Umur 12 tahun saya diajak ayah saya ke Notaris, yang saat itu tahun 1963, sangat jarang di Jakarta. Saya diajak ayah saya untuk menyaksikan beliau membuat akte pendidirian sebuah Yayasan Pendidikan untuk Aceh. Disitu saya belajar apa itu Notaris, akte dan yayasan.
Teringat sekali saya diusia sepuh dengan enam cucu ini, apa yang dikatakan ayah saya : “Ini yayasan pendidikan untuk Aceh. Nanti kalau Elly sudah besar bergerak dalam pendidikan ya nak, dan jangan pernah tinggalkan Aceh. Pendidikan itu sangat penting, karena Pendidikanlah yang Me- Manusiakan Manusia!”.
Saya tidak faham apa yang dikatakan ayah saya, maka saya tanyakan pada beliau dan beliau menjelaskannya dan memastikan saya mengerti apa yang dimaksudkannya.

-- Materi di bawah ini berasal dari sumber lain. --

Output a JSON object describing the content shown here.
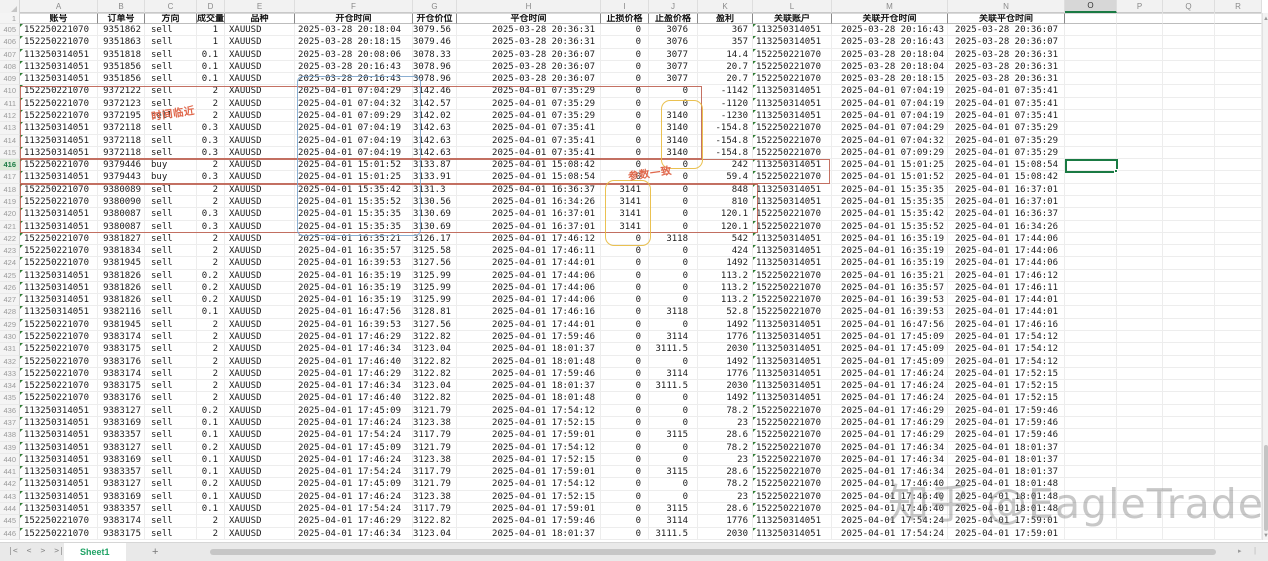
{
  "column_letters": [
    "A",
    "B",
    "C",
    "D",
    "E",
    "F",
    "G",
    "H",
    "I",
    "J",
    "K",
    "L",
    "M",
    "N",
    "O",
    "P",
    "Q",
    "R"
  ],
  "selected_column": "O",
  "selected_cell": {
    "row": 416,
    "col": "O"
  },
  "header_row_number": "1",
  "headers": [
    "账号",
    "订单号",
    "方向",
    "成交量",
    "品种",
    "开仓时间",
    "开仓价位",
    "平仓时间",
    "止损价格",
    "止盈价格",
    "盈利",
    "关联账户",
    "关联开仓时间",
    "关联平仓时间"
  ],
  "rows": [
    {
      "n": 405,
      "c": [
        "152250221070",
        "9351862",
        "sell",
        "1",
        "XAUUSD",
        "2025-03-28 20:18:04",
        "3079.56",
        "2025-03-28 20:36:31",
        "0",
        "3076",
        "367",
        "113250314051",
        "2025-03-28 20:16:43",
        "2025-03-28 20:36:07"
      ]
    },
    {
      "n": 406,
      "c": [
        "152250221070",
        "9351863",
        "sell",
        "1",
        "XAUUSD",
        "2025-03-28 20:18:15",
        "3079.46",
        "2025-03-28 20:36:31",
        "0",
        "3076",
        "357",
        "113250314051",
        "2025-03-28 20:16:43",
        "2025-03-28 20:36:07"
      ]
    },
    {
      "n": 407,
      "c": [
        "113250314051",
        "9351818",
        "sell",
        "0.1",
        "XAUUSD",
        "2025-03-28 20:08:06",
        "3078.33",
        "2025-03-28 20:36:07",
        "0",
        "3077",
        "14.4",
        "152250221070",
        "2025-03-28 20:18:04",
        "2025-03-28 20:36:31"
      ]
    },
    {
      "n": 408,
      "c": [
        "113250314051",
        "9351856",
        "sell",
        "0.1",
        "XAUUSD",
        "2025-03-28 20:16:43",
        "3078.96",
        "2025-03-28 20:36:07",
        "0",
        "3077",
        "20.7",
        "152250221070",
        "2025-03-28 20:18:04",
        "2025-03-28 20:36:31"
      ]
    },
    {
      "n": 409,
      "c": [
        "113250314051",
        "9351856",
        "sell",
        "0.1",
        "XAUUSD",
        "2025-03-28 20:16:43",
        "3078.96",
        "2025-03-28 20:36:07",
        "0",
        "3077",
        "20.7",
        "152250221070",
        "2025-03-28 20:18:15",
        "2025-03-28 20:36:31"
      ]
    },
    {
      "n": 410,
      "c": [
        "152250221070",
        "9372122",
        "sell",
        "2",
        "XAUUSD",
        "2025-04-01 07:04:29",
        "3142.46",
        "2025-04-01 07:35:29",
        "0",
        "0",
        "-1142",
        "113250314051",
        "2025-04-01 07:04:19",
        "2025-04-01 07:35:41"
      ]
    },
    {
      "n": 411,
      "c": [
        "152250221070",
        "9372123",
        "sell",
        "2",
        "XAUUSD",
        "2025-04-01 07:04:32",
        "3142.57",
        "2025-04-01 07:35:29",
        "0",
        "0",
        "-1120",
        "113250314051",
        "2025-04-01 07:04:19",
        "2025-04-01 07:35:41"
      ]
    },
    {
      "n": 412,
      "c": [
        "152250221070",
        "9372195",
        "sell",
        "2",
        "XAUUSD",
        "2025-04-01 07:09:29",
        "3142.02",
        "2025-04-01 07:35:29",
        "0",
        "3140",
        "-1230",
        "113250314051",
        "2025-04-01 07:04:19",
        "2025-04-01 07:35:41"
      ]
    },
    {
      "n": 413,
      "c": [
        "113250314051",
        "9372118",
        "sell",
        "0.3",
        "XAUUSD",
        "2025-04-01 07:04:19",
        "3142.63",
        "2025-04-01 07:35:41",
        "0",
        "3140",
        "-154.8",
        "152250221070",
        "2025-04-01 07:04:29",
        "2025-04-01 07:35:29"
      ]
    },
    {
      "n": 414,
      "c": [
        "113250314051",
        "9372118",
        "sell",
        "0.3",
        "XAUUSD",
        "2025-04-01 07:04:19",
        "3142.63",
        "2025-04-01 07:35:41",
        "0",
        "3140",
        "-154.8",
        "152250221070",
        "2025-04-01 07:04:32",
        "2025-04-01 07:35:29"
      ]
    },
    {
      "n": 415,
      "c": [
        "113250314051",
        "9372118",
        "sell",
        "0.3",
        "XAUUSD",
        "2025-04-01 07:04:19",
        "3142.63",
        "2025-04-01 07:35:41",
        "0",
        "3140",
        "-154.8",
        "152250221070",
        "2025-04-01 07:09:29",
        "2025-04-01 07:35:29"
      ]
    },
    {
      "n": 416,
      "c": [
        "152250221070",
        "9379446",
        "buy",
        "2",
        "XAUUSD",
        "2025-04-01 15:01:52",
        "3133.87",
        "2025-04-01 15:08:42",
        "0",
        "0",
        "242",
        "113250314051",
        "2025-04-01 15:01:25",
        "2025-04-01 15:08:54"
      ]
    },
    {
      "n": 417,
      "c": [
        "113250314051",
        "9379443",
        "buy",
        "0.3",
        "XAUUSD",
        "2025-04-01 15:01:25",
        "3133.91",
        "2025-04-01 15:08:54",
        "0",
        "0",
        "59.4",
        "152250221070",
        "2025-04-01 15:01:52",
        "2025-04-01 15:08:42"
      ]
    },
    {
      "n": 418,
      "c": [
        "152250221070",
        "9380089",
        "sell",
        "2",
        "XAUUSD",
        "2025-04-01 15:35:42",
        "3131.3",
        "2025-04-01 16:36:37",
        "3141",
        "0",
        "848",
        "113250314051",
        "2025-04-01 15:35:35",
        "2025-04-01 16:37:01"
      ]
    },
    {
      "n": 419,
      "c": [
        "152250221070",
        "9380090",
        "sell",
        "2",
        "XAUUSD",
        "2025-04-01 15:35:52",
        "3130.56",
        "2025-04-01 16:34:26",
        "3141",
        "0",
        "810",
        "113250314051",
        "2025-04-01 15:35:35",
        "2025-04-01 16:37:01"
      ]
    },
    {
      "n": 420,
      "c": [
        "113250314051",
        "9380087",
        "sell",
        "0.3",
        "XAUUSD",
        "2025-04-01 15:35:35",
        "3130.69",
        "2025-04-01 16:37:01",
        "3141",
        "0",
        "120.1",
        "152250221070",
        "2025-04-01 15:35:42",
        "2025-04-01 16:36:37"
      ]
    },
    {
      "n": 421,
      "c": [
        "113250314051",
        "9380087",
        "sell",
        "0.3",
        "XAUUSD",
        "2025-04-01 15:35:35",
        "3130.69",
        "2025-04-01 16:37:01",
        "3141",
        "0",
        "120.1",
        "152250221070",
        "2025-04-01 15:35:52",
        "2025-04-01 16:34:26"
      ]
    },
    {
      "n": 422,
      "c": [
        "152250221070",
        "9381827",
        "sell",
        "2",
        "XAUUSD",
        "2025-04-01 16:35:21",
        "3126.17",
        "2025-04-01 17:46:12",
        "0",
        "3118",
        "542",
        "113250314051",
        "2025-04-01 16:35:19",
        "2025-04-01 17:44:06"
      ]
    },
    {
      "n": 423,
      "c": [
        "152250221070",
        "9381834",
        "sell",
        "2",
        "XAUUSD",
        "2025-04-01 16:35:57",
        "3125.58",
        "2025-04-01 17:46:11",
        "0",
        "0",
        "424",
        "113250314051",
        "2025-04-01 16:35:19",
        "2025-04-01 17:44:06"
      ]
    },
    {
      "n": 424,
      "c": [
        "152250221070",
        "9381945",
        "sell",
        "2",
        "XAUUSD",
        "2025-04-01 16:39:53",
        "3127.56",
        "2025-04-01 17:44:01",
        "0",
        "0",
        "1492",
        "113250314051",
        "2025-04-01 16:35:19",
        "2025-04-01 17:44:06"
      ]
    },
    {
      "n": 425,
      "c": [
        "113250314051",
        "9381826",
        "sell",
        "0.2",
        "XAUUSD",
        "2025-04-01 16:35:19",
        "3125.99",
        "2025-04-01 17:44:06",
        "0",
        "0",
        "113.2",
        "152250221070",
        "2025-04-01 16:35:21",
        "2025-04-01 17:46:12"
      ]
    },
    {
      "n": 426,
      "c": [
        "113250314051",
        "9381826",
        "sell",
        "0.2",
        "XAUUSD",
        "2025-04-01 16:35:19",
        "3125.99",
        "2025-04-01 17:44:06",
        "0",
        "0",
        "113.2",
        "152250221070",
        "2025-04-01 16:35:57",
        "2025-04-01 17:46:11"
      ]
    },
    {
      "n": 427,
      "c": [
        "113250314051",
        "9381826",
        "sell",
        "0.2",
        "XAUUSD",
        "2025-04-01 16:35:19",
        "3125.99",
        "2025-04-01 17:44:06",
        "0",
        "0",
        "113.2",
        "152250221070",
        "2025-04-01 16:39:53",
        "2025-04-01 17:44:01"
      ]
    },
    {
      "n": 428,
      "c": [
        "113250314051",
        "9382116",
        "sell",
        "0.1",
        "XAUUSD",
        "2025-04-01 16:47:56",
        "3128.81",
        "2025-04-01 17:46:16",
        "0",
        "3118",
        "52.8",
        "152250221070",
        "2025-04-01 16:39:53",
        "2025-04-01 17:44:01"
      ]
    },
    {
      "n": 429,
      "c": [
        "152250221070",
        "9381945",
        "sell",
        "2",
        "XAUUSD",
        "2025-04-01 16:39:53",
        "3127.56",
        "2025-04-01 17:44:01",
        "0",
        "0",
        "1492",
        "113250314051",
        "2025-04-01 16:47:56",
        "2025-04-01 17:46:16"
      ]
    },
    {
      "n": 430,
      "c": [
        "152250221070",
        "9383174",
        "sell",
        "2",
        "XAUUSD",
        "2025-04-01 17:46:29",
        "3122.82",
        "2025-04-01 17:59:46",
        "0",
        "3114",
        "1776",
        "113250314051",
        "2025-04-01 17:45:09",
        "2025-04-01 17:54:12"
      ]
    },
    {
      "n": 431,
      "c": [
        "152250221070",
        "9383175",
        "sell",
        "2",
        "XAUUSD",
        "2025-04-01 17:46:34",
        "3123.04",
        "2025-04-01 18:01:37",
        "0",
        "3111.5",
        "2030",
        "113250314051",
        "2025-04-01 17:45:09",
        "2025-04-01 17:54:12"
      ]
    },
    {
      "n": 432,
      "c": [
        "152250221070",
        "9383176",
        "sell",
        "2",
        "XAUUSD",
        "2025-04-01 17:46:40",
        "3122.82",
        "2025-04-01 18:01:48",
        "0",
        "0",
        "1492",
        "113250314051",
        "2025-04-01 17:45:09",
        "2025-04-01 17:54:12"
      ]
    },
    {
      "n": 433,
      "c": [
        "152250221070",
        "9383174",
        "sell",
        "2",
        "XAUUSD",
        "2025-04-01 17:46:29",
        "3122.82",
        "2025-04-01 17:59:46",
        "0",
        "3114",
        "1776",
        "113250314051",
        "2025-04-01 17:46:24",
        "2025-04-01 17:52:15"
      ]
    },
    {
      "n": 434,
      "c": [
        "152250221070",
        "9383175",
        "sell",
        "2",
        "XAUUSD",
        "2025-04-01 17:46:34",
        "3123.04",
        "2025-04-01 18:01:37",
        "0",
        "3111.5",
        "2030",
        "113250314051",
        "2025-04-01 17:46:24",
        "2025-04-01 17:52:15"
      ]
    },
    {
      "n": 435,
      "c": [
        "152250221070",
        "9383176",
        "sell",
        "2",
        "XAUUSD",
        "2025-04-01 17:46:40",
        "3122.82",
        "2025-04-01 18:01:48",
        "0",
        "0",
        "1492",
        "113250314051",
        "2025-04-01 17:46:24",
        "2025-04-01 17:52:15"
      ]
    },
    {
      "n": 436,
      "c": [
        "113250314051",
        "9383127",
        "sell",
        "0.2",
        "XAUUSD",
        "2025-04-01 17:45:09",
        "3121.79",
        "2025-04-01 17:54:12",
        "0",
        "0",
        "78.2",
        "152250221070",
        "2025-04-01 17:46:29",
        "2025-04-01 17:59:46"
      ]
    },
    {
      "n": 437,
      "c": [
        "113250314051",
        "9383169",
        "sell",
        "0.1",
        "XAUUSD",
        "2025-04-01 17:46:24",
        "3123.38",
        "2025-04-01 17:52:15",
        "0",
        "0",
        "23",
        "152250221070",
        "2025-04-01 17:46:29",
        "2025-04-01 17:59:46"
      ]
    },
    {
      "n": 438,
      "c": [
        "113250314051",
        "9383357",
        "sell",
        "0.1",
        "XAUUSD",
        "2025-04-01 17:54:24",
        "3117.79",
        "2025-04-01 17:59:01",
        "0",
        "3115",
        "28.6",
        "152250221070",
        "2025-04-01 17:46:29",
        "2025-04-01 17:59:46"
      ]
    },
    {
      "n": 439,
      "c": [
        "113250314051",
        "9383127",
        "sell",
        "0.2",
        "XAUUSD",
        "2025-04-01 17:45:09",
        "3121.79",
        "2025-04-01 17:54:12",
        "0",
        "0",
        "78.2",
        "152250221070",
        "2025-04-01 17:46:34",
        "2025-04-01 18:01:37"
      ]
    },
    {
      "n": 440,
      "c": [
        "113250314051",
        "9383169",
        "sell",
        "0.1",
        "XAUUSD",
        "2025-04-01 17:46:24",
        "3123.38",
        "2025-04-01 17:52:15",
        "0",
        "0",
        "23",
        "152250221070",
        "2025-04-01 17:46:34",
        "2025-04-01 18:01:37"
      ]
    },
    {
      "n": 441,
      "c": [
        "113250314051",
        "9383357",
        "sell",
        "0.1",
        "XAUUSD",
        "2025-04-01 17:54:24",
        "3117.79",
        "2025-04-01 17:59:01",
        "0",
        "3115",
        "28.6",
        "152250221070",
        "2025-04-01 17:46:34",
        "2025-04-01 18:01:37"
      ]
    },
    {
      "n": 442,
      "c": [
        "113250314051",
        "9383127",
        "sell",
        "0.2",
        "XAUUSD",
        "2025-04-01 17:45:09",
        "3121.79",
        "2025-04-01 17:54:12",
        "0",
        "0",
        "78.2",
        "152250221070",
        "2025-04-01 17:46:40",
        "2025-04-01 18:01:48"
      ]
    },
    {
      "n": 443,
      "c": [
        "113250314051",
        "9383169",
        "sell",
        "0.1",
        "XAUUSD",
        "2025-04-01 17:46:24",
        "3123.38",
        "2025-04-01 17:52:15",
        "0",
        "0",
        "23",
        "152250221070",
        "2025-04-01 17:46:40",
        "2025-04-01 18:01:48"
      ]
    },
    {
      "n": 444,
      "c": [
        "113250314051",
        "9383357",
        "sell",
        "0.1",
        "XAUUSD",
        "2025-04-01 17:54:24",
        "3117.79",
        "2025-04-01 17:59:01",
        "0",
        "3115",
        "28.6",
        "152250221070",
        "2025-04-01 17:46:40",
        "2025-04-01 18:01:48"
      ]
    },
    {
      "n": 445,
      "c": [
        "152250221070",
        "9383174",
        "sell",
        "2",
        "XAUUSD",
        "2025-04-01 17:46:29",
        "3122.82",
        "2025-04-01 17:59:46",
        "0",
        "3114",
        "1776",
        "113250314051",
        "2025-04-01 17:54:24",
        "2025-04-01 17:59:01"
      ]
    },
    {
      "n": 446,
      "c": [
        "152250221070",
        "9383175",
        "sell",
        "2",
        "XAUUSD",
        "2025-04-01 17:46:34",
        "3123.04",
        "2025-04-01 18:01:37",
        "0",
        "3111.5",
        "2030",
        "113250314051",
        "2025-04-01 17:54:24",
        "2025-04-01 17:59:01"
      ]
    }
  ],
  "annotations": {
    "time_label": "时间临近",
    "param_label": "参数一致"
  },
  "watermark": "知乎 @EagleTrader",
  "sheet_bar": {
    "nav_first": "|<",
    "nav_prev": "<",
    "nav_next": ">",
    "nav_last": ">|",
    "active_tab": "Sheet1",
    "add_sheet": "+",
    "h_end_arrow": "▸",
    "h_end_bar": "|"
  },
  "scrollbar": {
    "up_arrow": "▲",
    "down_arrow": "▼"
  },
  "colors": {
    "selection_green": "#1a7a43",
    "tab_green": "#21a366",
    "annotation_red": "#ba5848",
    "annotation_text_red": "#e0684c",
    "annotation_yellow": "#e8ba3e",
    "annotation_blue": "#7ea6cd",
    "comment_triangle_green": "#2e7d32"
  }
}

Banyak lagi kisah yang tak mungkin saya tuturkan disini, tapi apa yang saya ingin sampaikan pada anda adalah bahwa kecintaan pada tanah air, bangsa dan kedaulatan negeri itu dimulai dari rumah, akarnya?: di PENGASUHAN..!
Marilah mulai menanamkan rasa cinta dan keperdulian pada kebenaran, kebanggaan pada bangsa dan Negara, kampung halaman, kepemilikan terhadap harta yang dimiliki bangsa , dibawah tanah, diatasnya dan dikedalaman samudra yang terbentang seolah tak bertepi.
Seperti ayah dan ibu saya, anda bisa duduk dengan anak anda bercerita tentang daerah di mana anda berasal saja dulu. Apa potensi yang dimiliki, bagaimana selama ini diolah dan dimanfaatkan, bagaimana pembagian hasil dengan pusat, apakah penduduk menikmatinya apakah tidak?
Bagaimana kedepan teknologi digunakan untuk memanfaatkannya dan mensejahterakan dan mencerdaskan orang kampung anda.
Saya teringat, ketika suatu hari anak bungsu saya berlari lari turun tangga dan menangis sedih. Ketika sudah tenang, dia bercerita dia baru saja menemukan betapa sebenarnya ketika tanah Irian yang sekarang digali emasnya oleh Freeport, saat di temukan dulu emas ada di permukaan tanah setebal 60cm!
Pada usia 10 tahun dia juga pernah jadi pembicara di Musium Bahari, dan dengan gaya kekanak-kanakannya menghimbau Menteri Perhubungan waktu itu ( Kita belum punya menteri Kelautan apalagi Menko Maritim) untuk menyelamatkan terumbu karang.
Ketika dia usia TK, saya menunjukkan menceritakan padanya sebuah buku tebal yang ditulis oleh kenalan kami anggota kelompok penyelam dunia Guy De La Valdene hasil foto foto indah dari Pulau Sipadan dan Ligitan yang kemudian lepas ke tangan Malaysia.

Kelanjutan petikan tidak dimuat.